Regard subversif : Mais c’est que précisément, un regard un peu plus instruit sur l’objet éclaire d’un jour nouveau la réalité subversive de ce projet. Loin d’être un Sapin de Noël, dont il n’a aucune des proportions aletières, il ressemble à s’y méprendre à un objet que seuls certains d’entre nous connaissent ; le « plug annal », sex-toy d’auto-satisfaction annale, qu’on peut trouver dans tous les bons sites de vente de produits du même genre.

La comparaison des photographies est édifiante… Mêmes proportions, même forme symbolique dédiée à l’élargissement progressif…

PlugAnnalSexToy

Faut-il vraiment accepter du denier public qu’il joue avec les nerfs du public? Certes non. Je n’aurais rien eu à dire si nous avions eu affaire à une commande privée. Mais la FIAC est une Foire Internationale, qui conserve une part importante d’aspect public. Et surtout, l’« oeuvre » était exposée sur la Place Vendôme. Symbole de notre Justice et de notre Luxe. Un beau bras d’honneur à nos symboles en réalité… !

Entendons nous bien:

Sex-Toys: Je n’ai rien contre les sextoys. Certains de mes amis en vendent. D’autres y ont recours. C’est très bien. Et je n’ai rien de public contre Mc Carthy. Certains de mes amis adorrent. D’autres détestent et c’est aussi bien. Mais je refuse qu’on m’impose une oeuvre d’art volontairement subversive, en dévoyant la symbolique familliale du Sapin de Noël.

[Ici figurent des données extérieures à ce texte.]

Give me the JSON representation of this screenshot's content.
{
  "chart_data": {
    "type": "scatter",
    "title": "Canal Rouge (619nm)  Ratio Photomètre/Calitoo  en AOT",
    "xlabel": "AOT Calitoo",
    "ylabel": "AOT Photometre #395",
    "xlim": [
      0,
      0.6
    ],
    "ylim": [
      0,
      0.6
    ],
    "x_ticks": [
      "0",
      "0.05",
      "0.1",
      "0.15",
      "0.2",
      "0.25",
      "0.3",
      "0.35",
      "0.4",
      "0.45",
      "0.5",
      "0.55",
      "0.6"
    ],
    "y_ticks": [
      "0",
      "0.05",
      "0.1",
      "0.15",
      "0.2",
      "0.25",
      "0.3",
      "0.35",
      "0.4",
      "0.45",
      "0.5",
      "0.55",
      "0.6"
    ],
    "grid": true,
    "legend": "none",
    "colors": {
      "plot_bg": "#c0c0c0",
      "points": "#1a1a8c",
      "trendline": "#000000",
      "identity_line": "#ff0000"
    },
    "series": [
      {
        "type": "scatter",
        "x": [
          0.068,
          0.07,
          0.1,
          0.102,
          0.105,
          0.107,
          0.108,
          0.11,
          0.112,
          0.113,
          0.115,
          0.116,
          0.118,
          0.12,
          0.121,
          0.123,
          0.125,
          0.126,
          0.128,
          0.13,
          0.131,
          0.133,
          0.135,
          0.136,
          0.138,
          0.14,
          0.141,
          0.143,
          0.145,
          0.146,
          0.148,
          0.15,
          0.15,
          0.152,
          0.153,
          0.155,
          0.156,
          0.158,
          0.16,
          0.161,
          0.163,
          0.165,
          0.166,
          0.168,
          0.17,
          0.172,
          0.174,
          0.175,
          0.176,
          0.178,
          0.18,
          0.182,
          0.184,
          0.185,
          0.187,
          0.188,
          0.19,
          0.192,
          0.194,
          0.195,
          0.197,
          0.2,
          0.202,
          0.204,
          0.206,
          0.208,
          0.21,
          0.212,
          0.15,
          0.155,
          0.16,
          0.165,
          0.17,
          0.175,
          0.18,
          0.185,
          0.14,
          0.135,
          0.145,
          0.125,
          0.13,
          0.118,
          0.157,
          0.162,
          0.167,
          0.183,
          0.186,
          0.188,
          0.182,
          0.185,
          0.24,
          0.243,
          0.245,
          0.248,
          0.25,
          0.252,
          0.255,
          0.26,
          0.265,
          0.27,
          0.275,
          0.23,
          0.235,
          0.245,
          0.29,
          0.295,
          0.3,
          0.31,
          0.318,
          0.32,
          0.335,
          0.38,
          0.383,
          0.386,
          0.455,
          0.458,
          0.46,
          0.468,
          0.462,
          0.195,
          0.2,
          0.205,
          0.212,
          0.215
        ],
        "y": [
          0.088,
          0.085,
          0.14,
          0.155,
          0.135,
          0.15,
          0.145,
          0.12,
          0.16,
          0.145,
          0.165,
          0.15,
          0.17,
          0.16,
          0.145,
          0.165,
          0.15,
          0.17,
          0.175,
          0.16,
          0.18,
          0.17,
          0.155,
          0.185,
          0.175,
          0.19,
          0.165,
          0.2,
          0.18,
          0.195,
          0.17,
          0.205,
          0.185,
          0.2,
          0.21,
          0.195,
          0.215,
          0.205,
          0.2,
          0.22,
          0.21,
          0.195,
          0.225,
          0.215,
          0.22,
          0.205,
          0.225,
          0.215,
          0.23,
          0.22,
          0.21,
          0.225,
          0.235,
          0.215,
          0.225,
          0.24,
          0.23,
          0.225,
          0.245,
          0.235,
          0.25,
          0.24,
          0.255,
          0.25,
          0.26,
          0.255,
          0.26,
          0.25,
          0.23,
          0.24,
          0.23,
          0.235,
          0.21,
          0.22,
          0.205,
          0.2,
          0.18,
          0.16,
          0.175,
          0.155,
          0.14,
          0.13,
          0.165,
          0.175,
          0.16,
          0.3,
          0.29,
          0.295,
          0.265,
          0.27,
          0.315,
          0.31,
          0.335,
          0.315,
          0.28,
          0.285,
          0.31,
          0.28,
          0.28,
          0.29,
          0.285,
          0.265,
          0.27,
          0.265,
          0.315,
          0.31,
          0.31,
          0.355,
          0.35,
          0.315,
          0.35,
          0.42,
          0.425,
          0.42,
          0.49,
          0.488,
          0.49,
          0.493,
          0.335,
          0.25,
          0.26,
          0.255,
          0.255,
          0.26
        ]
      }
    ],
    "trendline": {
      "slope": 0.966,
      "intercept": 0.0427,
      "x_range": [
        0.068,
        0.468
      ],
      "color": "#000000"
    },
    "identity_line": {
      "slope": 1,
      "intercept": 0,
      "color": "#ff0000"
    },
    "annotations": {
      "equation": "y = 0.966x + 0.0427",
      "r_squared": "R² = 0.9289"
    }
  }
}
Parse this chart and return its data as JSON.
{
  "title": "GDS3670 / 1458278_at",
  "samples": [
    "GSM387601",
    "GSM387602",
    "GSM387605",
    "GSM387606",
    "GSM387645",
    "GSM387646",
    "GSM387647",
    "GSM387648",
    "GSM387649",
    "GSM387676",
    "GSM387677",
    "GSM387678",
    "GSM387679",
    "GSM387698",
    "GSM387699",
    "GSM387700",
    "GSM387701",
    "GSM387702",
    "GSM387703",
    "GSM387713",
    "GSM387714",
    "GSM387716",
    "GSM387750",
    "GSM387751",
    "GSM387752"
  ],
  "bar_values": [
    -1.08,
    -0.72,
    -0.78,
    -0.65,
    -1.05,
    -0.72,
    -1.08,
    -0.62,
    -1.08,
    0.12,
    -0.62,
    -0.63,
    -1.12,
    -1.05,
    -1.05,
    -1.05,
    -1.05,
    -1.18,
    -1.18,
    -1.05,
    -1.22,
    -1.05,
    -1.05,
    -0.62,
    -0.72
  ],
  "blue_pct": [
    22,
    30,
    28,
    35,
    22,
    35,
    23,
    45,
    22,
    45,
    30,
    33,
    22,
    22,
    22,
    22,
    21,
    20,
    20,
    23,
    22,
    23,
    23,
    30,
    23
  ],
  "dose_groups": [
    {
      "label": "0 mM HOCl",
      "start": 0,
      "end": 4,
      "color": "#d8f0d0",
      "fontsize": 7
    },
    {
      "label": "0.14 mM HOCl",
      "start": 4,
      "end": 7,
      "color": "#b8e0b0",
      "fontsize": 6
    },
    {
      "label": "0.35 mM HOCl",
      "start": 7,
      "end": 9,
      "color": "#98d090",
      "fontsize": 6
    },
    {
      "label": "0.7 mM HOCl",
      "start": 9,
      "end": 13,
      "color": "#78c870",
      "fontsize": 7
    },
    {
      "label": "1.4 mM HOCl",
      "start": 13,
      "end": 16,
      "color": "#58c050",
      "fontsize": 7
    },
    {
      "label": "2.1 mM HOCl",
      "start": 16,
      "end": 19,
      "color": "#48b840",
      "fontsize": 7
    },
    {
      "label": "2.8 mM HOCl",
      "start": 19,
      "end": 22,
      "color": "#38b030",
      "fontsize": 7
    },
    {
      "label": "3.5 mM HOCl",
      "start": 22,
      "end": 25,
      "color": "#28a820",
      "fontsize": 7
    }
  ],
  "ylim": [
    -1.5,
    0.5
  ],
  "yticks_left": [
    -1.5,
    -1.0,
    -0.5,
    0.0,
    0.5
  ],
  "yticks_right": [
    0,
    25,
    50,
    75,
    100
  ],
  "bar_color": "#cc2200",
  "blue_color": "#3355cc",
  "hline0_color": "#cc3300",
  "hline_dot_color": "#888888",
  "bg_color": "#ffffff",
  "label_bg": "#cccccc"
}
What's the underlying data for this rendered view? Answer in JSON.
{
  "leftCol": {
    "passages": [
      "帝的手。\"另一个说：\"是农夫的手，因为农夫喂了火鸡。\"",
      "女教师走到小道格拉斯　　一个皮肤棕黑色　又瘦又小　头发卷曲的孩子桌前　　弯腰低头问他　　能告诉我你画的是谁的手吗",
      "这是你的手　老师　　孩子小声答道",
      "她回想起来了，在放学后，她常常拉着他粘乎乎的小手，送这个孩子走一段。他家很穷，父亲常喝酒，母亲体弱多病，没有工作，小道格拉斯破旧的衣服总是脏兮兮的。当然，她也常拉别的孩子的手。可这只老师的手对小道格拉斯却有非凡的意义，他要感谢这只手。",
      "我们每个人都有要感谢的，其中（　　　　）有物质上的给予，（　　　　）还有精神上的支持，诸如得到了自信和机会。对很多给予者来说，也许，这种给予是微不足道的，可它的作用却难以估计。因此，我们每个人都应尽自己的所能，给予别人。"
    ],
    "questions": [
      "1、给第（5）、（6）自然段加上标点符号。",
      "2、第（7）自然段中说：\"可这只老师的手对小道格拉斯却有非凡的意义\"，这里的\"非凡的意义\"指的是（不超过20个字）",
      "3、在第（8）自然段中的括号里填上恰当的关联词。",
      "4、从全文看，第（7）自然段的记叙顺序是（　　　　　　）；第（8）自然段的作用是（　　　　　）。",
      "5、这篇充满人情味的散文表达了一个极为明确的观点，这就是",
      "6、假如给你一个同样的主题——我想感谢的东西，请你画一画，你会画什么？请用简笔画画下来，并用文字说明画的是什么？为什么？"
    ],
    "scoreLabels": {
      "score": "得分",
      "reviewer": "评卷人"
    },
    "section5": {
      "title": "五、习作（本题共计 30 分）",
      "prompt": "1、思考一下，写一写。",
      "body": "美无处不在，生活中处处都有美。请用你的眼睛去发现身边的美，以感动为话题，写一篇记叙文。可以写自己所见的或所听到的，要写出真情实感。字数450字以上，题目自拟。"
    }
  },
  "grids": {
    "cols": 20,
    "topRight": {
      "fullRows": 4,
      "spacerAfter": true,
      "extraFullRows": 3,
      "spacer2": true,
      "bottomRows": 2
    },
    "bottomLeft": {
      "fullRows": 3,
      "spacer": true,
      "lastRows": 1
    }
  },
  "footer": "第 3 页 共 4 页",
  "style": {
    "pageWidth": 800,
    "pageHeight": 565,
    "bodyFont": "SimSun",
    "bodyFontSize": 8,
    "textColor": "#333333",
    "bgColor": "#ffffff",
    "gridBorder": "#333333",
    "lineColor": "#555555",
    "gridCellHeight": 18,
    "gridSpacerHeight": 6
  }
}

Violence sur artistes: Je condamne également les violences faites sur l’artiste, qui n’est que dans son rôle d’artiste. Le responsable de cette oeuvre n’est pas tant l’artiste lui-même que son commanditaire, commande publique, la FIAC, ou la Ville de Paris, qui a autorisé son installation en place publique!

Destruction d’oeuvres : Je condamne tout autant les autodafés imposés, et les destructions d’oeuvres d’art (encore qu’en l’occurence, c’est plus un sabotage du système de gonflage que la destruction de l’oeuvre en elle-même). La liberté de parole passe par la liberté d’expression artistique. Il ne faut pas confondre « commande publique » avec « art public ».

La commande publique, il y a encore un siècle, était une commande inspirée, qui élevait le spectateur. Elle visait à démontrer un but politique. Elle appuyait le pouvoir dominant par l’idée qu’elle en donnait (faste, vertu, force… selon les époques). Des fresques monumentales agiographiques aux pièces de théatre, la commande publique a créé la France glorieuse de Louis XIV. Elle a assis la France révolutionnaire, tout comme la France impériale. On peut considérer la commande publique comme « pompeuse », convenue ou « officielle ». C’est précisément son rôle : elle stimule la concurrence et permet à des auteurs de présenter des chefs d’oeuvre qui n’auraient pas eu leur chance s’il ne s’était agit que de la commande privée.  Ergo – la commande publique doit suivre la logique de sa politique gouvernementale.

Quelle logique politique s’induit d’un plug annal? La dilatation annale, avec ou sans joie solitaire, et rien d’autre. Volonté inconsciente de nos ministres de nous montrer jusqu’à quelles extrémités fiscales nous devons nous préparer?

Tas de merde géante offert par McCarthy à Hong-Kong. Alors, heureux?

Tas de merde géante offert par McCarthy à Hong-Kong. Alors, heureux?

Enfin, dans notre malheur, nous avons évité le pire : le tas de merde signé du même Mc Carthy…

Alors ! Heureuse ?

La connerie de nos ministres est sans borne. La capacité subversive des artistes également.